Highlights & Insights¶
- Extreme Parameter Efficiency: Coordinating 7 top-tier LLMs (including GPT-5, Claude-4-Sonnet) with <20K trainable parameters is remarkable.
- Semantic Density of Hidden States: Proves that even a 0.6B SLM's internal representations provide rich contextual signals for coordination.
- The Niche of Evolutionary Strategies vs.
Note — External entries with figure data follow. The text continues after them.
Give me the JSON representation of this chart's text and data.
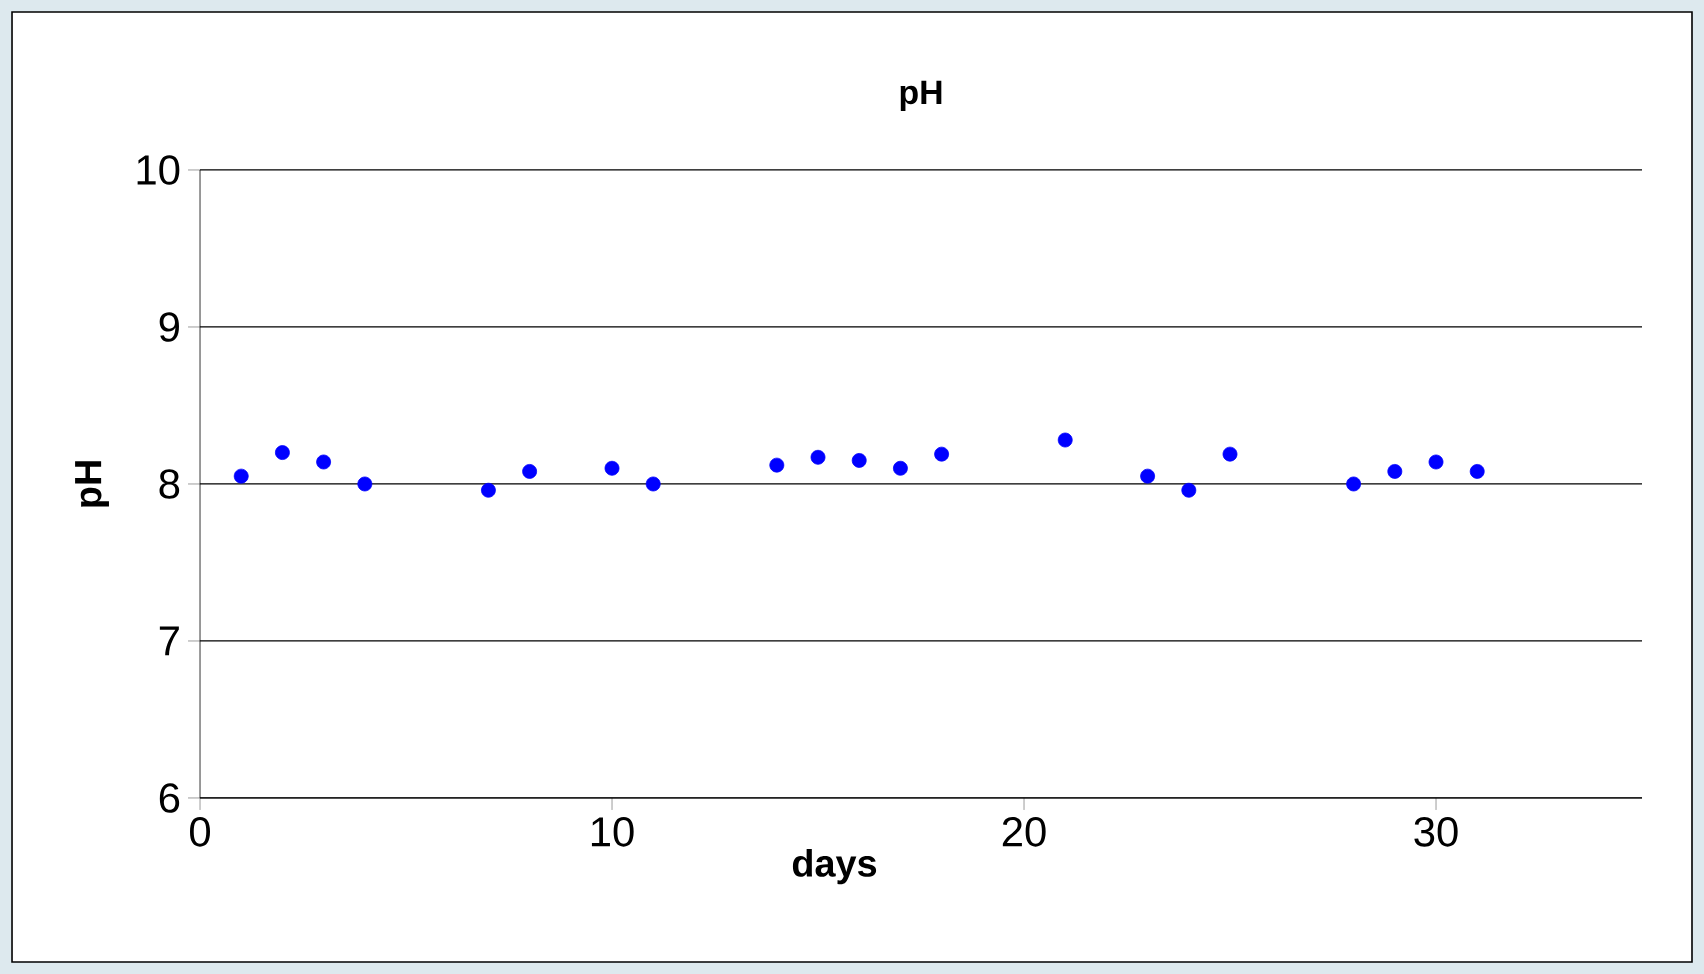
{
  "chart_data": {
    "type": "scatter",
    "title": "pH",
    "xlabel": "days",
    "ylabel": "pH",
    "x": [
      1,
      2,
      3,
      4,
      7,
      8,
      10,
      11,
      14,
      15,
      16,
      17,
      18,
      21,
      23,
      24,
      25,
      28,
      29,
      30,
      31
    ],
    "values": [
      8.05,
      8.2,
      8.14,
      8.0,
      7.96,
      8.08,
      8.1,
      8.0,
      8.12,
      8.17,
      8.15,
      8.1,
      8.19,
      8.28,
      8.05,
      7.96,
      8.19,
      8.0,
      8.08,
      8.14,
      8.08
    ],
    "color": "#0000ff",
    "marker": "circle",
    "xlim": [
      0,
      35
    ],
    "xticks": [
      0,
      10,
      20,
      30
    ],
    "ylim": [
      6,
      10
    ],
    "yticks": [
      6,
      7,
      8,
      9,
      10
    ],
    "grid": "y"
  }
}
RL: In specific regimes of high-dimensionality, weak coupling, sparse rewards, and high per-step costs, CMA-ES is theoretically and empirically superior to policy gradients—breaking the "RL is universal" mindset.
- Elegance of the Three-role Design: T/W/V division liberates the coordinator from complex skill acquisition, focusing it solely on assignment.
Limitations & Future Work¶
- Dependence on closed-source API pools makes cost and latency practical deployment bottlenecks.
- The coordinator's SLM still needs to process the full transcript each turn, which may pose efficiency issues for very long dialogues.
- Role prompt designs are hand-crafted; automated role discovery is worth exploring.
- Small training set size (400 LiveCodeBench samples); effects of larger-scale training remain to be verified.
Related Work & Insights¶
- vs. MoA/LLM-Blender: Simple mixture/fusion methods are insufficient—effective coordination requires query-level contextual understanding.
- vs. RouterDC/MasRouter: Existing routing methods lack multi-turn reasoning and role assignment capabilities.
- vs. Model Merging: Trinity does not modify underlying model weights, making it compatible with closed-source and heterogeneous models.
- vs. Self-reflection: Single-model self-reflection (5x SR) is still inferior to Trinity as it cannot perform inter-model complementation.
Rating¶
- Novelty: ⭐⭐⭐⭐⭐ The combination of SLM hidden states + ultra-lightweight head + CMA-ES is highly innovative.
- Experimental Thoroughness: ⭐⭐⭐⭐⭐ 8 benchmarks (4 in-dist + 4 zero-shot), comprehensive ablation, and theoretical analysis.
- Writing Quality: ⭐⭐⭐⭐⭐ Precise problem definition, solid theoretical analysis, and clear experimental presentation.
- Value: ⭐⭐⭐⭐⭐ Sets a SOTA on LiveCodeBench, pioneering a new paradigm for ultra-lightweight coordination.